In certain states, there has been a rash of protests against quarantine regimes. Trump, ever the tease, has thrown in his lot with them, tweeting messages of “liberation” for Minnesota, Michigan and Virginia, all led by Democratic governors. Michigan, in particular, has one of the firmest quarantine regimes in the country, measures which have spawned such groups of disgruntlement as the Michiganders Against Excessive Quarantine.
LIBERATE VIRGINIA, and save your great 2nd Amendment. It is under siege!
— Donald J. Trump (@realDonaldTrump) April 17, 2020
The April 15 protest, which featured a gathering outside the Michigan State Capitol, was held with a daring impertinence, with participants fobbing off anything related to physical distancing rules. Four Michigan residents have also decided to throw the law book at the governor, with legal proceedings claiming that the “Stay Home, Stay Safe” executive order is in violation of their constitutional rights. The attorney responsible for filing the suit, one David Helm, argues that Whitner’s initial executive order passed muster in targeting “the specific needs of the crises”; the second, issued on April 9, was “unreasonable” and an act of executive over stretch.

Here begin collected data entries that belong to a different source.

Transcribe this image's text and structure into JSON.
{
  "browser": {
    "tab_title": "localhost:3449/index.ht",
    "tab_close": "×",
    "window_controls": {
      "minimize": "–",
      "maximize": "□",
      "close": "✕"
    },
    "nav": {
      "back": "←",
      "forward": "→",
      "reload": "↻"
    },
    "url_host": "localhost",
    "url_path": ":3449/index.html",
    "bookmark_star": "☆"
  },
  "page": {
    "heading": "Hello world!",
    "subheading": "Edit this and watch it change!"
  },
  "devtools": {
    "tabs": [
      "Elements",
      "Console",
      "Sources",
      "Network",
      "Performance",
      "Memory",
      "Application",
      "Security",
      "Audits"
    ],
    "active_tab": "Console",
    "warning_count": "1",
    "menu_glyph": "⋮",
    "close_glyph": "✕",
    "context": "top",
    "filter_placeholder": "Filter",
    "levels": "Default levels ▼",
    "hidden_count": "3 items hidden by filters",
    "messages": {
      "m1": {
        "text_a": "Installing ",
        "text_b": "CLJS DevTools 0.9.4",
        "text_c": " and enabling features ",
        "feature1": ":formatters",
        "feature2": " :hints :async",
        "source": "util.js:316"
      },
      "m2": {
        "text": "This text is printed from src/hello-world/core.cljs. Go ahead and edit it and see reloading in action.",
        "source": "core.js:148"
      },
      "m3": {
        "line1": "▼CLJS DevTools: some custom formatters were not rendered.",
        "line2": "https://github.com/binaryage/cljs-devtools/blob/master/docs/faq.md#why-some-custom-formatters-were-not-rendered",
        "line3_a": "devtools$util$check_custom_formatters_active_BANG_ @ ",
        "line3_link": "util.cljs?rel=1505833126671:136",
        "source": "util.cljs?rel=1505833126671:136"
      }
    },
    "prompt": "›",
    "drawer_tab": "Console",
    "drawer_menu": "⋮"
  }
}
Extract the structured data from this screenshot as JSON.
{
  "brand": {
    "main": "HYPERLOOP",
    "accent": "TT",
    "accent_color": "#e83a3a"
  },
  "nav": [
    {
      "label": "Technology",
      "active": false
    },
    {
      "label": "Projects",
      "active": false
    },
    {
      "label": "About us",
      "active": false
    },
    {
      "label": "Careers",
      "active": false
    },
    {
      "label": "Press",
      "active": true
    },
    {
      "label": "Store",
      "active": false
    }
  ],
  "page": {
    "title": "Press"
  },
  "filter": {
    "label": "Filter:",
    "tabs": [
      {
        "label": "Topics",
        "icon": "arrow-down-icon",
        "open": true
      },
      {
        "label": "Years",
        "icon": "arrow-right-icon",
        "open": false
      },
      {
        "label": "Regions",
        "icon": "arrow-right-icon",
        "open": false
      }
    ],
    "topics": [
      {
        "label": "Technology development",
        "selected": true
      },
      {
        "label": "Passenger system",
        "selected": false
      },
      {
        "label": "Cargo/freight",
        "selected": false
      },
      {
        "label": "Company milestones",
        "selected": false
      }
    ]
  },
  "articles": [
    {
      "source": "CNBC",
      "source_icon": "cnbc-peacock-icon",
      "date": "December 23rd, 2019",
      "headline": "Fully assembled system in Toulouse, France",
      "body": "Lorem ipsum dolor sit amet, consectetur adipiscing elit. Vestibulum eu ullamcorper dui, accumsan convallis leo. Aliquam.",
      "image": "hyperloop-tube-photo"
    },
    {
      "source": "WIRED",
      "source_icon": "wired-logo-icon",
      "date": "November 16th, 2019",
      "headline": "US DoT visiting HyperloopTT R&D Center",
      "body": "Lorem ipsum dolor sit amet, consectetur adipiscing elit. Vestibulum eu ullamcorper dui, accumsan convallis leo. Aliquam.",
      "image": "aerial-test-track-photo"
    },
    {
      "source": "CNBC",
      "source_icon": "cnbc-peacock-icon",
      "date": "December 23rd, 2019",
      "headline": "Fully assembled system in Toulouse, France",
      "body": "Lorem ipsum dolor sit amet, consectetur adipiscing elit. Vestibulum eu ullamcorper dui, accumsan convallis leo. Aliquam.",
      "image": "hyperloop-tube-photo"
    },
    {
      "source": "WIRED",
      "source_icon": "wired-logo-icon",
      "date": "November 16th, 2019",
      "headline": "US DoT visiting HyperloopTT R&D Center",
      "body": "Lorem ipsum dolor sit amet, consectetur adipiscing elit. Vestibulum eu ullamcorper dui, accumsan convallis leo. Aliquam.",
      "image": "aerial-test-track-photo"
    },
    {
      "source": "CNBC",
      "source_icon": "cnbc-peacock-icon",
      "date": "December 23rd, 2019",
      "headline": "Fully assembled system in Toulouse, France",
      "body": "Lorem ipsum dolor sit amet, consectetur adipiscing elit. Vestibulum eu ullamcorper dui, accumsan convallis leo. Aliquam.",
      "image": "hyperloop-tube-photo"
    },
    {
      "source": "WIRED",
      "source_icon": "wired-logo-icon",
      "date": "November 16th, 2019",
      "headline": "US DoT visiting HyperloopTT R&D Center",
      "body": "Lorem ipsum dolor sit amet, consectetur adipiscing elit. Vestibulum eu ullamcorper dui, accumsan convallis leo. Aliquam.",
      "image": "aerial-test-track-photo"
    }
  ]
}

The White House has suggested a strategy to the 50 governors, one involving three phases. Phase one continues to feature social distancing in public, the isolation of vulnerable individuals, socialising in small groups and minimising “non-essential travel”. Bars are to be remain closed, but gyms can open on the proviso of observing “strict physical distancing and sanitation protocols”. Phase Two keeps vulnerable individuals in shelter, increases the number of individuals who can gather in social settings (from 10 to 50) and permits non-essential travel. The continuation of telework where feasible and keeping common areas where workers might gather closed also feature. The final phase permits vulnerable individuals to resume public interactions, though low-risk populations should still exercise caution in spending time “in crowded environments” and the resumption of “unrestricted staffing of worksites”.
But confusion reigns, exemplified by the remarks made by New York Governor Andrew Cuomo. “Open what, open it when, and open it how?” Trump continues to play – loudly – to his political base, indulging bouts of pageantry even as he mocks the methods of the States. In responding to Trump’s tweets of support for the protestors, Minnesota Governor Tim Walz tried to get some clarification. “I called to ask, what are we doing differently about moving towards getting as many people back into the workforce without compromising the health of Minnesotans or the providers?” No reply was forthcoming. And that, to a governor who has not, as Walz described it, “had open clashes with the administration.”